1. Introduction
1.1 We have a responsibility to ensure that personal information is kept and used securely. If anything goes wrong and, for example, data is lost, stolen, misused, sent to the wrong address or inappropriately accessed or released, we equally have a responsibility to put things right.
1.2 All suspected information security incidents must be reported to the Data Protection Officer (DPO). This enables the DPO to conduct a full investigation, and to identify areas of weakness and improvements that need to be made. It also enables the DPO to take a decision as to whether the incident should be reported to the Information Commissioner’s Office as a data breach.
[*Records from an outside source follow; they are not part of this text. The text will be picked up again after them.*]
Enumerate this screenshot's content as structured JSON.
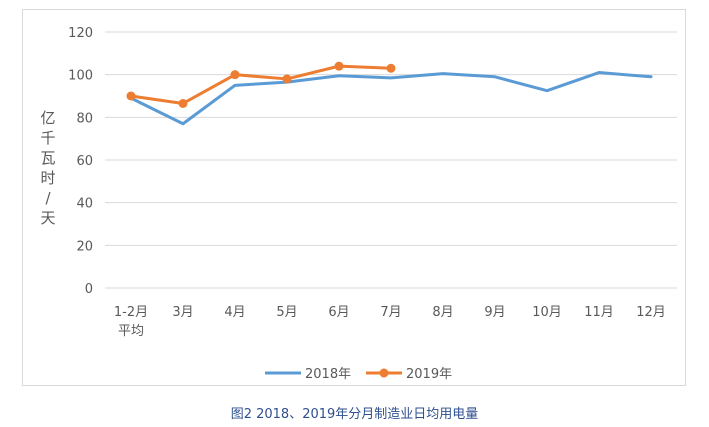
{
  "chart_data": {
    "type": "line",
    "ylabel": "亿千瓦时/天",
    "ylim": [
      0,
      120
    ],
    "yticks": [
      0,
      20,
      40,
      60,
      80,
      100,
      120
    ],
    "categories": [
      "1-2月\n平均",
      "3月",
      "4月",
      "5月",
      "6月",
      "7月",
      "8月",
      "9月",
      "10月",
      "11月",
      "12月"
    ],
    "series": [
      {
        "name": "2018年",
        "color": "#5b9bd5",
        "marker": false,
        "values": [
          89,
          77,
          95,
          96.5,
          99.5,
          98.5,
          100.5,
          99,
          92.5,
          101,
          99
        ]
      },
      {
        "name": "2019年",
        "color": "#ed7d31",
        "marker": true,
        "values": [
          90,
          86.5,
          100,
          98,
          104,
          103,
          null,
          null,
          null,
          null,
          null
        ]
      }
    ],
    "grid": true,
    "legend": "bottom"
  },
  "caption": "图2   2018、2019年分月制造业日均用电量"
}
The latter must be done within 72 hours of discovery, therefore all suspected incidents must be reported to the DPO as soon as they are discovered.
1.3 When sensitive information has been put at risk, but has not actually been lost, stolen, misused or inappropriately accessed or released, it may not be an incident requiring reporting to the Information Commissioner’s Office however it is not good practice. For example, a member of staff taking sensitive information home without authority but returning it safely the next day would have put data at risk. The DPO will still put measures in place to prevent a reoccurrence.
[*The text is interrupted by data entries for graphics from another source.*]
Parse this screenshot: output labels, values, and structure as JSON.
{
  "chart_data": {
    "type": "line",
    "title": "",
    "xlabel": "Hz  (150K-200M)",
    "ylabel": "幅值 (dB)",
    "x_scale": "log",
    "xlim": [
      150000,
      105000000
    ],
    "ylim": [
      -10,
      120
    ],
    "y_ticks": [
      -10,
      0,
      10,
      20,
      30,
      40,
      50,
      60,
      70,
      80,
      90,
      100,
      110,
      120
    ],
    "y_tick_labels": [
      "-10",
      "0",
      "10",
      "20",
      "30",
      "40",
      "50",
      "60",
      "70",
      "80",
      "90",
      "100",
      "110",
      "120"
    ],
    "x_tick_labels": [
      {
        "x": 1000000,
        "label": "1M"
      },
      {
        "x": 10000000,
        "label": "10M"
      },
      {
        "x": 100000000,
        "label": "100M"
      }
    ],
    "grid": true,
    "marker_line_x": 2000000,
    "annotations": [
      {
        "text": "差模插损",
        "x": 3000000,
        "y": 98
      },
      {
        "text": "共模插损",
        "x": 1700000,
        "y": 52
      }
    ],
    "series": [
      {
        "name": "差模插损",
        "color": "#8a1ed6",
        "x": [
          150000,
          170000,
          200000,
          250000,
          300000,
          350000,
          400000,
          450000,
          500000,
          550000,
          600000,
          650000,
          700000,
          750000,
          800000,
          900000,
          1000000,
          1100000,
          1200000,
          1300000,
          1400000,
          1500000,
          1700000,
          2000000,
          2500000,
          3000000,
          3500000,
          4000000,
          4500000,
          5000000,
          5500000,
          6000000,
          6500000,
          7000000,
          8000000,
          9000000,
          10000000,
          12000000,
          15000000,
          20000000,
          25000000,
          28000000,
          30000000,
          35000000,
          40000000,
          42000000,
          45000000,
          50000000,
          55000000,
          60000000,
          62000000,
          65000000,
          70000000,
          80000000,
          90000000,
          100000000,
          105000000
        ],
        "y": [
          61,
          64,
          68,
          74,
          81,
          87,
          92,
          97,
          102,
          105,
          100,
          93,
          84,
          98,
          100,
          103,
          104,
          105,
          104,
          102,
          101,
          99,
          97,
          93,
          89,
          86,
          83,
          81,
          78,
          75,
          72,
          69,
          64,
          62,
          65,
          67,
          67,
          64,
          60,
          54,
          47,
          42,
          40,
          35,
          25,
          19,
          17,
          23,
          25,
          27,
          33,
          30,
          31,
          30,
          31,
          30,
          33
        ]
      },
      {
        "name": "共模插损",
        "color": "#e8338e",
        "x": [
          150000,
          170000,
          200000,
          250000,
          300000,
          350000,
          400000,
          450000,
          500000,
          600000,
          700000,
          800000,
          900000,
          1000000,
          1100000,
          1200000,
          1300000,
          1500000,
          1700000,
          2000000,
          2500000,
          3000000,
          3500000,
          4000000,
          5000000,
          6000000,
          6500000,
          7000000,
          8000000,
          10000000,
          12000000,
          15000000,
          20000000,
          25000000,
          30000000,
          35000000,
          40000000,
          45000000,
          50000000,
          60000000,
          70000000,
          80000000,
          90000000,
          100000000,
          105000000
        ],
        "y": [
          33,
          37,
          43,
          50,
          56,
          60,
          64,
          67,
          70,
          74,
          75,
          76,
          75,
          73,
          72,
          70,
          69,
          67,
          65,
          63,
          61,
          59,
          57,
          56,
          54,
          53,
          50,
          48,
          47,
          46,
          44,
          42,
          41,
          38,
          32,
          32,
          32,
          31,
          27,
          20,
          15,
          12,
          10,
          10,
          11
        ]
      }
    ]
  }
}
1.4 All staff and councillors must be made aware of this procedure.
2. Procedure
2.1 All identified incidents must be reported to the DPO as soon as they are detected. Even where there is some difference of opinion regarding breach, err on the side of caution and report it.
2.2 Upon detecting a breach, it is important to act quickly. In particular it is important to let the DPO know the following:
- The extent of the breach
- The amount of information involved
- The sensitivity of information involved
2.3 The DPO will investigate the incident and establish why it happened, whether or not it constitutes a breach and what remedial action is necessary.
2.4 The DPO will use their initial assessment to report the breach if it meets the necessary threshold for reporting to the Information Commissioner’s Office within 72 hours of the discovery of the breach. If this is done after 72 hours, the DPO will provide an explanation for this.
2.5 The DPO will prepare an incident report containing the following:
- A timeline of dates and times concerning the incident
- The potential for loss or damage to individuals, the parish council or
any other body - What measures need to be taken and how quickly to address:-
i. Restoring any lost information to our custody or control
ii. Whether to warn people about the loss, including who to warn and when. This may require a risk assessment.
iii. Factors taken into account for deciding to report the loss to the Information Commissioner’s Office.
iv. Whether to report the loss to the Police.
2.6 The DPO will consider taking statements from those involved, especially where the quality of evidence may be lost through time or people may not be present for long.
2.7 The DPO will report any actions that need to be taken to prevent a reoccurance of the breach and the parish council will ensure that these are implemented.
2.8 The DPO will write to any data subject(s) affected, if necessary dependant on the outcome of a risk assessment, and deal with any subsequent complaint. A standard letter template for this is in Appendix 1.
2.9 The DPO will also correspond as applicable with any member of the public reporting a breach.
2.10 The DPO will deal with any correspondence from the Information Commissioner’s Office, providing any further information requested and implementing any recommendations.